27-09-2007

Solitude (fin) : il y a solitude et solitude

Jusqu’ici, j’ai pris le mot solitude au sens péjoratif et restreint d’isolement.

Mais la Pensée traditionnelle enseigne que la vraie solitude est positive. Le sentiment d’être isolé, vide et déraciné, demeure aussi longtemps qu’on cherche à s’en évader. Je ne parle plus ici de la nécessité d’organiser sa vie, de mettre de la cohérence dans son quotidien, mais d’une expérience que chacun doit faire, qui se trouve au-delà de l’organisation de sa vie et de la cohérence. Il n’y a pas de contradiction, c’est une question de niveau de fonctionnement : à un niveau de fonctionnement, j’organise ma vie quotidienne; à un autre niveau, je me retrouve malgré tout seul avec moi-même sans chercher à fuir… Car la solitude est inéluctable. Comme nous naissons seuls et que nous mourrons seuls.

Mais la conscience de cette solitude est positive. Aussi longtemps que nous cherchons à nous étourdir, nous éprouvons ce sentiment d’isolement; aussi longtemps que nous cherchons à fuir la solitude…
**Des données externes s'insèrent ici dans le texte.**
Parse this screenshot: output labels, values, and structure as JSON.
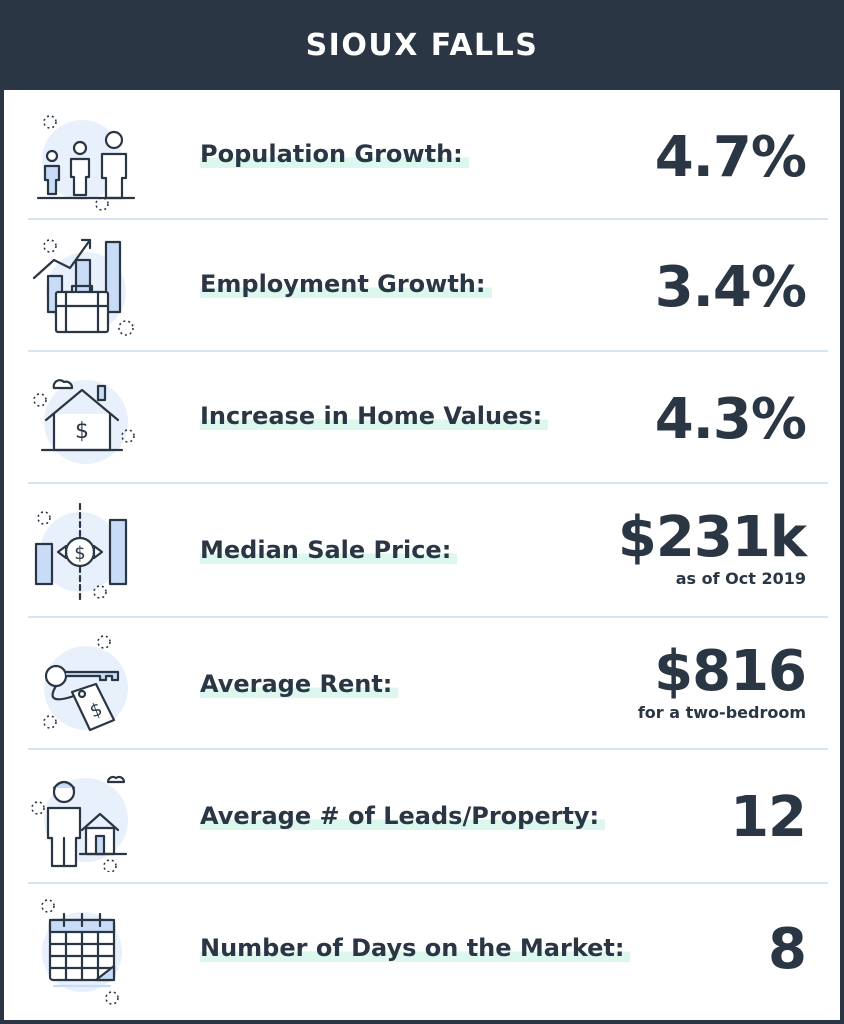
{
  "title": "SIOUX FALLS",
  "colors": {
    "dark": "#2b3645",
    "accent": "#dbf7ee",
    "divider": "#d7e4f4",
    "icon_bg": "#e8f0fc",
    "icon_fill": "#c9dcf7"
  },
  "metrics": [
    {
      "icon": "population-icon",
      "label": "Population Growth:",
      "value": "4.7%",
      "note": ""
    },
    {
      "icon": "employment-icon",
      "label": "Employment Growth:",
      "value": "3.4%",
      "note": ""
    },
    {
      "icon": "home-value-icon",
      "label": "Increase in Home Values:",
      "value": "4.3%",
      "note": ""
    },
    {
      "icon": "sale-price-icon",
      "label": "Median Sale Price:",
      "value": "$231k",
      "note": "as of Oct 2019"
    },
    {
      "icon": "rent-key-icon",
      "label": "Average Rent:",
      "value": "$816",
      "note": "for a two-bedroom"
    },
    {
      "icon": "leads-icon",
      "label": "Average # of Leads/Property:",
      "value": "12",
      "note": ""
    },
    {
      "icon": "calendar-icon",
      "label": "Number of Days on the Market:",
      "value": "8",
      "note": ""
    }
  ]
}
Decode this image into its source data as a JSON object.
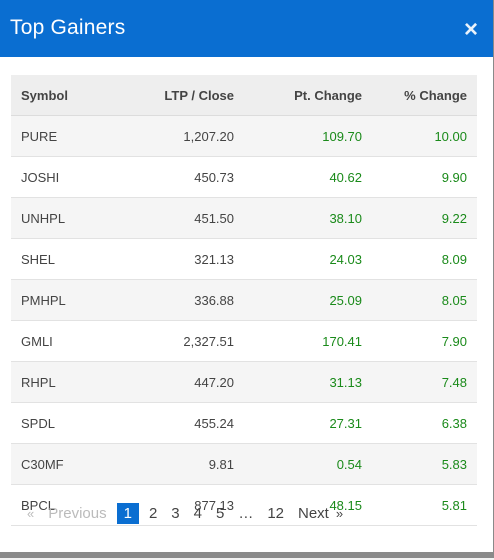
{
  "modal": {
    "title": "Top Gainers",
    "close_glyph": "×"
  },
  "table": {
    "headers": [
      "Symbol",
      "LTP / Close",
      "Pt. Change",
      "% Change"
    ],
    "rows": [
      {
        "symbol": "PURE",
        "ltp": "1,207.20",
        "pt": "109.70",
        "pct": "10.00"
      },
      {
        "symbol": "JOSHI",
        "ltp": "450.73",
        "pt": "40.62",
        "pct": "9.90"
      },
      {
        "symbol": "UNHPL",
        "ltp": "451.50",
        "pt": "38.10",
        "pct": "9.22"
      },
      {
        "symbol": "SHEL",
        "ltp": "321.13",
        "pt": "24.03",
        "pct": "8.09"
      },
      {
        "symbol": "PMHPL",
        "ltp": "336.88",
        "pt": "25.09",
        "pct": "8.05"
      },
      {
        "symbol": "GMLI",
        "ltp": "2,327.51",
        "pt": "170.41",
        "pct": "7.90"
      },
      {
        "symbol": "RHPL",
        "ltp": "447.20",
        "pt": "31.13",
        "pct": "7.48"
      },
      {
        "symbol": "SPDL",
        "ltp": "455.24",
        "pt": "27.31",
        "pct": "6.38"
      },
      {
        "symbol": "C30MF",
        "ltp": "9.81",
        "pt": "0.54",
        "pct": "5.83"
      },
      {
        "symbol": "BPCL",
        "ltp": "877.13",
        "pt": "48.15",
        "pct": "5.81"
      }
    ]
  },
  "pagination": {
    "first_arrow": "«",
    "previous": "Previous",
    "pages": [
      "1",
      "2",
      "3",
      "4",
      "5",
      "…",
      "12"
    ],
    "active_page": "1",
    "next": "Next",
    "last_arrow": "»"
  },
  "colors": {
    "header_bg": "#0a6ed1",
    "positive": "#1a8a1a",
    "active_page": "#0a6ed1"
  }
}
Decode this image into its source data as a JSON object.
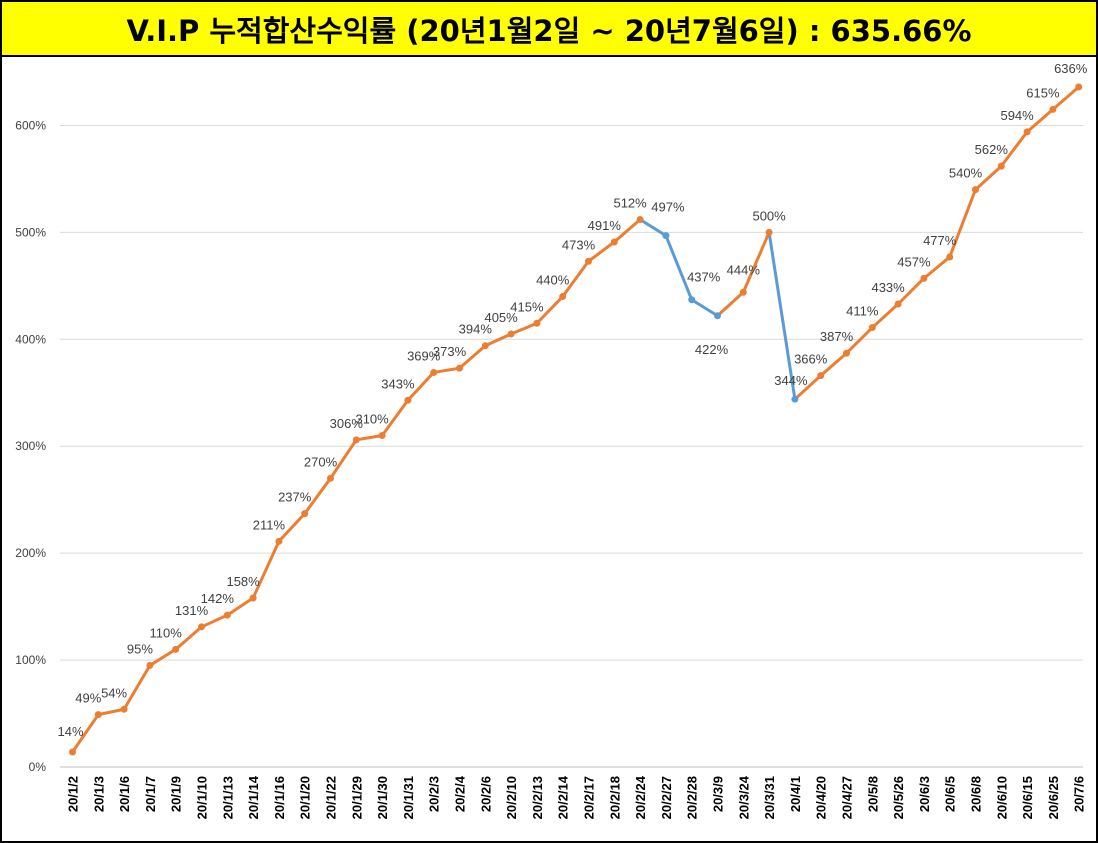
{
  "chart_data": {
    "type": "line",
    "title": "V.I.P 누적합산수익률 (20년1월2일 ~ 20년7월6일) : 635.66%",
    "xlabel": "",
    "ylabel": "",
    "ylim": [
      0,
      650
    ],
    "yticks": [
      0,
      100,
      200,
      300,
      400,
      500,
      600
    ],
    "ytick_labels": [
      "0%",
      "100%",
      "200%",
      "300%",
      "400%",
      "500%",
      "600%"
    ],
    "grid": true,
    "legend": "none",
    "categories": [
      "20/1/2",
      "20/1/3",
      "20/1/6",
      "20/1/7",
      "20/1/9",
      "20/1/10",
      "20/1/13",
      "20/1/14",
      "20/1/16",
      "20/1/20",
      "20/1/22",
      "20/1/29",
      "20/1/30",
      "20/1/31",
      "20/2/3",
      "20/2/4",
      "20/2/6",
      "20/2/10",
      "20/2/13",
      "20/2/14",
      "20/2/17",
      "20/2/18",
      "20/2/24",
      "20/2/27",
      "20/2/28",
      "20/3/9",
      "20/3/24",
      "20/3/31",
      "20/4/1",
      "20/4/20",
      "20/4/27",
      "20/5/8",
      "20/5/26",
      "20/6/3",
      "20/6/5",
      "20/6/8",
      "20/6/10",
      "20/6/15",
      "20/6/25",
      "20/7/6"
    ],
    "values": [
      14,
      49,
      54,
      95,
      110,
      131,
      142,
      158,
      211,
      237,
      270,
      306,
      310,
      343,
      369,
      373,
      394,
      405,
      415,
      440,
      473,
      491,
      512,
      497,
      437,
      422,
      444,
      500,
      344,
      366,
      387,
      411,
      433,
      457,
      477,
      540,
      562,
      594,
      615,
      636
    ],
    "labels": [
      "14%",
      "49%",
      "54%",
      "95%",
      "110%",
      "131%",
      "142%",
      "158%",
      "211%",
      "237%",
      "270%",
      "306%",
      "310%",
      "343%",
      "369%",
      "373%",
      "394%",
      "405%",
      "415%",
      "440%",
      "473%",
      "491%",
      "512%",
      "497%",
      "437%",
      "422%",
      "444%",
      "500%",
      "344%",
      "366%",
      "387%",
      "411%",
      "433%",
      "457%",
      "477%",
      "540%",
      "562%",
      "594%",
      "615%",
      "636%"
    ],
    "colors": {
      "up": "#ED7D31",
      "down": "#5B9BD5",
      "grid": "#D9D9D9",
      "axis": "#BFBFBF",
      "text": "#404040",
      "title_bg": "#FFFF00"
    }
  }
}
 »Toute notre culture, dit KRISHNAMURTI, est basée sur ces évasions. »

L’isolement se trouve transformé dès qu’on cesse de fuir; dès qu’on est décidé à affronter ce qui est. Et la solitude apparaît alors sous son aspect positif. Dans la mesure où notre sentiment d’isolement découle en partie de l’expérience de la naissance, de ce que tout à coup l’être se trouve séparé de ce qui l’englobait, la recherche de son origine cosmique est susceptible de combler petit à petit son vide intérieur, en lui donnant le sentiment d’être rattaché à quelque chose. Il s’agit de s’interroger sur le sens de l’incarnation. De savoir à quoi l’être, ultimement, se rattache. La conviction que l’expérience de l’incarnation a un sens; ou encore une simple ouverture sur une explication positive, est de nature à atténuer la souffrance qui découle du sentiment d’être isolé. Ce qu’il faut surmonter, c’est l’isolement et un certain état d’esprit.

La solitude, au vrai sens du terme, c’est une occasion de silence : de faire un peu le silence et de passer à l’écoute de soi. Il ne faut pas fuir la vraie solitude. Elle est inévitable. Il faut plutôt l’apprivoiser. Et découvrir ce qu’elle peut nous apprendre : le silence qui seul permet d’être à l’écoute de soi.